Lo visitaron sus tres hijos y lo vieron disminuido. No disfrutó mucho tiempo del cuidado de los dos mayores, pues no podían desocuparse demasiado. Se despidió de ellos y luego entró a su habitación Martín. Cuando por fin vio al menor de sus hijos, le hizo la pregunta que tanto le aquejaba: “Martín, hijo, ¿cómo te va, ya te conseguiste un trabajo?” Se quedó esperando atento, pero no obtuvo respuesta. Qué extraño fue para él mirar a ese hijo desconocido, que parecía su mismo rostro joven viéndolo, callado.
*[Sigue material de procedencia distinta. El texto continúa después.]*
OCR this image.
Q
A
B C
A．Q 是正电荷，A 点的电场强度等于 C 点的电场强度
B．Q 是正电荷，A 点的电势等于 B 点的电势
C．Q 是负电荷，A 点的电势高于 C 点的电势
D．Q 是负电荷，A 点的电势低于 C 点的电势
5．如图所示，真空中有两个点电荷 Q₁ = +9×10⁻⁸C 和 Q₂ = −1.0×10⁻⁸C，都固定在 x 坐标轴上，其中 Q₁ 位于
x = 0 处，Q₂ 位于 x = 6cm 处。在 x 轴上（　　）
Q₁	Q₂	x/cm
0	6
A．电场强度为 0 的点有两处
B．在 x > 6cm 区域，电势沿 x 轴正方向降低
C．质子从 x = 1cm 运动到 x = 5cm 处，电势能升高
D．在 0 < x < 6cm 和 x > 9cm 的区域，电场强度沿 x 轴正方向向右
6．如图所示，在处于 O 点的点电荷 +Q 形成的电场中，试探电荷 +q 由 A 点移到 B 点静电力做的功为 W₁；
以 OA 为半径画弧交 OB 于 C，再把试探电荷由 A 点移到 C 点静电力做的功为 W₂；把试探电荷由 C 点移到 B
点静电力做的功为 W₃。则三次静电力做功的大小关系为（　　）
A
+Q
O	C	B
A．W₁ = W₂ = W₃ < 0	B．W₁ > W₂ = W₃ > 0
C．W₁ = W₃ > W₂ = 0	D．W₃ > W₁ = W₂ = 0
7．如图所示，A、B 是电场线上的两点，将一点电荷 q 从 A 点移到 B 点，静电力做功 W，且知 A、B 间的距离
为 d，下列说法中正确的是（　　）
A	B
Intentó entender ese mutismo, pero no logró descifrarlo; era inútil. Tras unos segundos tuvo que romper el silencio de nuevo: “¿no le responderás a tu padre ni porque se está muriendo?” Más silencio. Le irritó mucho no saber cómo hablarle a su hijo, qué decirle, qué callar. Entre el espeso silencio le vinieron las tristes preguntas: ¿lo amaría?, ¿lo habría amado alguna vez? La callada habitación terminó por enterrar la duda, y lo abandonó debilitado. Después volvió a abrir la boca intentándolo una última vez: “¿no quieres vivir bien, estás seguro de que quieres tener una vida miserable?, ¿es que no hice un buen trabajo educándote?”. De nuevo, se quedó esperando su respuesta un largo tiempo, pero el cuarto cayó en el silencio que anticipa la muerte.

Martín le dijo: “Padre, educar no es un trabajo”; pero su padre ya no lo escuchó.